There are almost as many types of stringed instruments used in Andean music as there are wind instruments. The most common, however, are the spanish guitar and the charango. Originally, Andean music consisted only of flutes and percussion. The guitar (and all variants) was introduced as a result of the Columbian conquest, the Spanish bringing the guitar from Spain. Over the centuries, many variations of the guitar have been developed, including the riquento, charango, ronrocco, cuatro, tiple, tres, and many others.
The charango resembles a small guitar with 10 strings. The strings are tuned in pairs of five notes, with the middle pair being an octave apart. The rest are tuned in unison. The sound is quite high, almost "tinny" in tone, with a sharp attack. The instrument may be played either rhythmically or melodically. There are some excellent modern masters of the charango, including Eddie Navia from Bolivia, formerly of the group "Savia Andina", and now residing in the United States and performing with his group Sukay. The charango is obvioulsy descendent from the spanish guitar, as is evident by the shape, but little is known as to exactly how the charango evolved from the guitar. One story that has been passed down was that the Incas and Aymaras, being from very proud cultures and not only skilled in handicrafts, but also in battle, had defeated the Spanish conquistadores in a number of battles. As a mimick of the Spanish, the Incas took the helmets of the fallen Spanish soldiers, attached a long stick off one end and mocked the Spanish in this manner.
The construction of the charango actually varies, but there is one common aspect among all charangos. The soundbox is usually carved from one solid piece of wood (with the exception of the quiriquinchu charango, which was made from the shell of an armadillo). The actual type of wood varies.
The charango has a "big brother" called the ronrocco, which is similar, with the same tuning, but an octave lower.

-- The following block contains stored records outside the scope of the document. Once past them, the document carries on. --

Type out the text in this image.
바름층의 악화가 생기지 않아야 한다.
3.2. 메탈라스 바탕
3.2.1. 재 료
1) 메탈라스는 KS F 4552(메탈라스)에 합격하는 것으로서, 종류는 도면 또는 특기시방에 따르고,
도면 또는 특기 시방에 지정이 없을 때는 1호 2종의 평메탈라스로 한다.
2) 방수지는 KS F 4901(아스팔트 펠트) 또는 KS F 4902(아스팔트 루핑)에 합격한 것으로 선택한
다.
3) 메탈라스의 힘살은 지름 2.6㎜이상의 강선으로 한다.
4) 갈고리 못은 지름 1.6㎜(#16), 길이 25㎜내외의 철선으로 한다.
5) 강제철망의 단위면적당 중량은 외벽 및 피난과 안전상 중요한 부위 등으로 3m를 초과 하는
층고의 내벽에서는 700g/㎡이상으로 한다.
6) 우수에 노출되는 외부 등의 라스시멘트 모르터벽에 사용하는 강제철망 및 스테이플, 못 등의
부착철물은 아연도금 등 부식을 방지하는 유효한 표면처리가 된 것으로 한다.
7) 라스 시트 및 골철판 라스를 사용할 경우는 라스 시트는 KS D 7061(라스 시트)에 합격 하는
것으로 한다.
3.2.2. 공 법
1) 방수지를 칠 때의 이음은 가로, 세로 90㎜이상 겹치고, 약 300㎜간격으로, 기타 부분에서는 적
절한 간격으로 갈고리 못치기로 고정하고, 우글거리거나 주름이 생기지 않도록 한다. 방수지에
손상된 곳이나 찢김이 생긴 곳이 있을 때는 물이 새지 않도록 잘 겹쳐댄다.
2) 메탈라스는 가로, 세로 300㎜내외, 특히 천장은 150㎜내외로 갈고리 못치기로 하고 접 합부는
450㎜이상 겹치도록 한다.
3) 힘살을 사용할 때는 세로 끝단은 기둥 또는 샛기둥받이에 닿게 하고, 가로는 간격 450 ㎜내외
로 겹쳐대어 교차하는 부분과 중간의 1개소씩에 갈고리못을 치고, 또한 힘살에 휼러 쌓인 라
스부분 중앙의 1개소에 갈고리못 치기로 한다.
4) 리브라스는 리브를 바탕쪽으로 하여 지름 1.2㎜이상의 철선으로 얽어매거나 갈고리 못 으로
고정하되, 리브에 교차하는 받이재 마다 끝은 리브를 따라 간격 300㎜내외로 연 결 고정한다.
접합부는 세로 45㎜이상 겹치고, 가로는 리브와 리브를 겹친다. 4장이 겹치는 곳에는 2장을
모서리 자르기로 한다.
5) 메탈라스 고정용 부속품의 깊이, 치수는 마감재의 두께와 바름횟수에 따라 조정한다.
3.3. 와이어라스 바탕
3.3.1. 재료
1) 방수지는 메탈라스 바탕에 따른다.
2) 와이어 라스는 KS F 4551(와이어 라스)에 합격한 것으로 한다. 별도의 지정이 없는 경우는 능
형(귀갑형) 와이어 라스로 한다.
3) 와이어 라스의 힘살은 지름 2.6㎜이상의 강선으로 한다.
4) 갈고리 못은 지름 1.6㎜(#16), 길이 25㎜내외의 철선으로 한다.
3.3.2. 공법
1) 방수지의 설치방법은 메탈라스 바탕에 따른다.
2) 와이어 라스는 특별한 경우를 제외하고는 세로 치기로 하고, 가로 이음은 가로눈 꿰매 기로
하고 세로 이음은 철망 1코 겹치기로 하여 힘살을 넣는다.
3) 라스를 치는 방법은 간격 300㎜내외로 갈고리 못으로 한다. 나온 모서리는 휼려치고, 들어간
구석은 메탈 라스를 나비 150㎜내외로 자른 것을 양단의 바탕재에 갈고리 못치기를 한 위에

Another common stringed instruments is the cuatro, which looks similar to a thin guitar, but has four gut or nylon strings. The cuatro has a very dry sound and is often strummed in syncopation with the rhythm of many musical forms originating from Colombia and Venezuela. The cuatro is also considered the "national instrument" of these two countries.
The other stringed instrument worth noting is the Colombian tiple, which looks almost identical to a guitar, except that it comprises twelve steel strings arranged in four sets of three strings (rather than the usual six sets of two strings for the 12-string guitar). All three strings of each set are tuned in unison, and the four sets follow the tuning of the top (high) four strings of a normal guitar.
There are, again, many different percussion instruments found in Andean music, the most common of which is of course the processional drum or "bombo". The bombo is usually made from a hollowed tree trunk with hide skins stretched across the top and bottom, usually sheep or llama hide at one end, and cow hide on the other. Bombos, like many other Andean instruments, come in all different sizes. A cousin of the bombo is the "wankara" which is similar but much larger and with cords stretched across one of the hide drumheads.
Another common instrument, heard throughout the Andean musical "repertoire", is a rattle made from goat's hooves. The name of the rattle differs between regions, with "chajchas" or "arreglos" being the most common, but the construction is the same.